Indicators like building permits or average hours worked per week are both leading indicators and tell investors whether the future remains bright for the economy. Builders will only apply for permits, for example, if they have pre-sold enough homes that not applying could result in lost sales or the risk of losing their trades (workforce). Average hours worked per week are another good indicator because people will only be working overtime if the future demand remains strong; when average hours worked decrease, it is a good sign that things are slowing down.
Coincident indicators tend to mirror the economic and business activity of the day. Unemployment is one such indicator; as people are out of work, they are applying for unemployment benefits.
Lagging indicators help to confirm or refute potential discrepancies in leading and coincident indicators. For example, an increase in building permits may mean nothing if the Consumer Price Index (a lagging indicator) remains flat or is negative. (However, waiting on lagging indicators could result in opportunity losses and investors taking a passive, observer’s role in the investment community).

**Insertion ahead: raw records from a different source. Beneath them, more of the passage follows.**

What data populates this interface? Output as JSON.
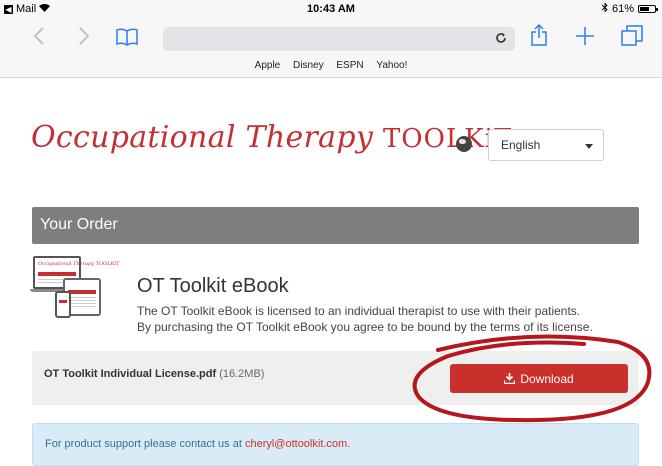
{
  "status_bar": {
    "app": "Mail",
    "time": "10:43 AM",
    "battery": "61%",
    "battery_level": 0.61
  },
  "browser": {
    "favorites": [
      "Apple",
      "Disney",
      "ESPN",
      "Yahoo!"
    ]
  },
  "header": {
    "logo_script": "Occupational Therapy ",
    "logo_caps": "TOOLKiT",
    "language": "English"
  },
  "order": {
    "heading": "Your Order",
    "product_title": "OT Toolkit eBook",
    "product_description": "The OT Toolkit eBook is licensed to an individual therapist to use with their patients. By purchasing the OT Toolkit eBook you agree to be bound by the terms of its license.",
    "thumb_title": "Occupational Therapy TOOLKIT",
    "file_name": "OT Toolkit Individual License.pdf",
    "file_size": "(16.2MB)",
    "download_label": "Download"
  },
  "support": {
    "text": "For product support please contact us at ",
    "email": "cheryl@ottoolkit.com",
    "suffix": "."
  },
  "colors": {
    "brand_red": "#c32f33",
    "button_red": "#c9302c",
    "order_bar": "#7e7e7e",
    "ios_blue": "#2d7cf6"
  }
}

Knowing how to use each indicator is not an easy task, especially since particular stocks or market sectors will not be impacted by positive or negative news that impacts that particular sector. This happens for a variety of reasons, especially systemic reasons which means that the economy as a whole, or even the business cycle, will be discounted to the market’s “emotion,” which normally means the “emotion” in the market. This typically shows up as volatility.
Over the long term, however, the daily economic data will give clear indications as to the direction of the economy as a whole and where we are in the business cycle. Maintaining tabs on these indicators therefore makes it easier for investors to not only stay in tune with the trends of the overall economy and business cycle but can help in driving an investor’s optimistic or cautious view of the market in the long-term.